|The end of the 19th Century through the beginning of the 20th was a time of fine artistry that graced many coins of the world, particularly the large crown-sized silver coins that circulated in trade around the globe. Stately images of royalty leading nations into more modern times were there, along with delicately rendered symbols of the power and patriotism these nations expressed as subtle reminders at each transaction. The sculptors behind these works of art were masters at their craft, and had to be, for they were the invisible diplomats whose competence reflected upon the country for which they carefully chizeled.
One of the most beautiful renderings of a monarch to ever grace a coin was that of an elderly Queen Victoria posing in tiara and veil on the powerful crown of England. The work of sculptor, Thomas Brock, the bust of the Queen resided on all denominations beginning in 1893, as well as on military medals of the time. Thomas Brock was later recognized for completing the Victoria Memorial in front of Buckingham Palace, where upon its formal unveiling in 1911, he was immediately knighted by a moved King George V.

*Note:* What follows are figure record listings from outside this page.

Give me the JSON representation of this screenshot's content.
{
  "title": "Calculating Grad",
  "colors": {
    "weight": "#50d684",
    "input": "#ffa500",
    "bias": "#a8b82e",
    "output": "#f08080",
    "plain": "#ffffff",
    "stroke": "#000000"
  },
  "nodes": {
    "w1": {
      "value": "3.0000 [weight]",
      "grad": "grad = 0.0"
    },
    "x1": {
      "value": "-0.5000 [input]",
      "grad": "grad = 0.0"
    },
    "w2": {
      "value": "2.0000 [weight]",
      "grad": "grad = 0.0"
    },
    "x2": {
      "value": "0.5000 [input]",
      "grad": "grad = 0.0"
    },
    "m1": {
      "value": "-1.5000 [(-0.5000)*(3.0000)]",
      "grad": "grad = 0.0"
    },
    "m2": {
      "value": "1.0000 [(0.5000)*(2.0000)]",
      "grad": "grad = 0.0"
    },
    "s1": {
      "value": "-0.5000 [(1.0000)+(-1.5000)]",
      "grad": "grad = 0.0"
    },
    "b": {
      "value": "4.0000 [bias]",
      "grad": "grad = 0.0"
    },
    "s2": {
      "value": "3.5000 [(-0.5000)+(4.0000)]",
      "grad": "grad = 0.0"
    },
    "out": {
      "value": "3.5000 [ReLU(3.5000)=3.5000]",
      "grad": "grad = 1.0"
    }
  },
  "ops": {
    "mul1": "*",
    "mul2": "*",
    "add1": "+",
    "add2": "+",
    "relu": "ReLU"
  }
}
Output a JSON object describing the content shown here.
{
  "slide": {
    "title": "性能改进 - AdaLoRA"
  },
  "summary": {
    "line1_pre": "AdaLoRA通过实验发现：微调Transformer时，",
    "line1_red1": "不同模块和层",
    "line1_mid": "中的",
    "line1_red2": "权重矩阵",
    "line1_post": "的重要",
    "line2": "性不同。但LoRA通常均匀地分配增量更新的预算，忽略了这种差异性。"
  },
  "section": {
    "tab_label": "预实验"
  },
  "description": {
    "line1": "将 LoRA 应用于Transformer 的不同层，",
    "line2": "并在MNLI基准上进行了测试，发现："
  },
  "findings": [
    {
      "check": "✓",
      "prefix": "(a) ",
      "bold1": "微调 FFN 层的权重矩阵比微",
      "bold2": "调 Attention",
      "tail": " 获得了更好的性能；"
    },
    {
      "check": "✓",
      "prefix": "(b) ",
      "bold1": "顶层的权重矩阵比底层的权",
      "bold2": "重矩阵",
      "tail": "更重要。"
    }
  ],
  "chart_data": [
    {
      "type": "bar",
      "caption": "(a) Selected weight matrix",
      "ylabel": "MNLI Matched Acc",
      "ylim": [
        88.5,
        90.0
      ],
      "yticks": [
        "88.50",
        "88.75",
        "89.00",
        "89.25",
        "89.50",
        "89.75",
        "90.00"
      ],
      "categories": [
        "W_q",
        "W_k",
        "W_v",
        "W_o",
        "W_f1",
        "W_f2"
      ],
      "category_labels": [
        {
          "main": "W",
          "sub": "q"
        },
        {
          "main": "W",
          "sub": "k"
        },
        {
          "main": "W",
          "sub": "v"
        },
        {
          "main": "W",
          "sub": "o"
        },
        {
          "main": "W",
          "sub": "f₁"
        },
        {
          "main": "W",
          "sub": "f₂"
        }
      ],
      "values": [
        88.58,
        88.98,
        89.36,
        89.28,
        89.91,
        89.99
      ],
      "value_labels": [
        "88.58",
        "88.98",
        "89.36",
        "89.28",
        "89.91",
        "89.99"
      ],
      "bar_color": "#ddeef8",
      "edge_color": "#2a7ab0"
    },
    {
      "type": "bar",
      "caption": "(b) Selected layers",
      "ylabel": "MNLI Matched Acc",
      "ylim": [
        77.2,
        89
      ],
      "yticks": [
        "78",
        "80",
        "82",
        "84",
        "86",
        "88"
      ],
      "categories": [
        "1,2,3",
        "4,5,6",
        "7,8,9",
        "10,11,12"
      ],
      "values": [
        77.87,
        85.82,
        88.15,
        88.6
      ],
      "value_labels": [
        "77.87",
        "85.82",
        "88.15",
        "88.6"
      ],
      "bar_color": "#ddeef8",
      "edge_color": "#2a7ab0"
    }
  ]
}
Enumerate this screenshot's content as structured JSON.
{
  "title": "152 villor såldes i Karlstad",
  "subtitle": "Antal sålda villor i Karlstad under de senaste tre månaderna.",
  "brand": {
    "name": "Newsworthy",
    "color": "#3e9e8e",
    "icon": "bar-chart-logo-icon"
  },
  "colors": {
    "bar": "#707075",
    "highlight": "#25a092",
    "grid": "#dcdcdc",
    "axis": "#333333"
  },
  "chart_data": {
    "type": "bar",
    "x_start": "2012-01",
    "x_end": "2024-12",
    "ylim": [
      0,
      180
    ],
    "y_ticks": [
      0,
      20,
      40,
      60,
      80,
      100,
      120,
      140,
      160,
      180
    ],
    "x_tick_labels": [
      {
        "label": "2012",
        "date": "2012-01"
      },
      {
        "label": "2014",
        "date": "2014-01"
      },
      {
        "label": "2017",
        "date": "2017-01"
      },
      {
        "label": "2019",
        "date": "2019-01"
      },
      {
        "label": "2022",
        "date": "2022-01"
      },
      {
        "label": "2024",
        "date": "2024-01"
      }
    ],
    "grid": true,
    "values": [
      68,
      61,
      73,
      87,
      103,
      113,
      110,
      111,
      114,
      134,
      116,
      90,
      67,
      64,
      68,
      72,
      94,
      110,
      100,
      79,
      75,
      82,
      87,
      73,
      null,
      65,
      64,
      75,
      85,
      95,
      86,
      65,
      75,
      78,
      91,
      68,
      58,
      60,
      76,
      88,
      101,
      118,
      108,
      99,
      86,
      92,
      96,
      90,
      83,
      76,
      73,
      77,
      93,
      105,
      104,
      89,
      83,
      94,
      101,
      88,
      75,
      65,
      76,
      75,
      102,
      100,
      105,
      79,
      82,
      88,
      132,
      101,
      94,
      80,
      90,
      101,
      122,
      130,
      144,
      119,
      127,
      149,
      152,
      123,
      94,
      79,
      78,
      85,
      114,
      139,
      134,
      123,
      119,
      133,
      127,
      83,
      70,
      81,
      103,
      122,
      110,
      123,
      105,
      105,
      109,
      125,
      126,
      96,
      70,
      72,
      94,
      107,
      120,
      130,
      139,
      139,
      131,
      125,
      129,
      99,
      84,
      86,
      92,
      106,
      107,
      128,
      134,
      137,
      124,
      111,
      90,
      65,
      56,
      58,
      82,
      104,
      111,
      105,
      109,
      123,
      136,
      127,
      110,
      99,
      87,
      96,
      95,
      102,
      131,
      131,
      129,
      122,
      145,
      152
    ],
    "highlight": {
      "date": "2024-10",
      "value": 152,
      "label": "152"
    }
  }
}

St. George mounted on a steed, slaying a dragon was the impressive work of Benedetto Pistrucci, an Italian engraver employed at the Royal Mint beginning in 1816. Still in use on British coinage to this day, the work was Pistrucci's idea to symbolize Britain's victory over Napoleon at Waterloo a year earlier.
The majestic "Caballito" (little horse) peso of Mexico was designed by the French artist Charles Pillet, and was coined to commemorate the Independence Centenary, which is commonly known as "Grito de Dolores" (Cry of Delores), honoring the first revolt against the Spanish in 1810. The obverse shows "Freedom" represented by a feminine figure on horseback, holding a laurel branch of peace with her right hand and a torch to lead the way in her left. It is a striking rendition that reflects this important period of high art on large coin of the realm.
These are but two examples of impressive art through sculpture appearing on coinage from the Late Victorian era. Their inclusion in a cabinet of curiosities is a fitting destination for the often unrecognized masters of this small medallic art form.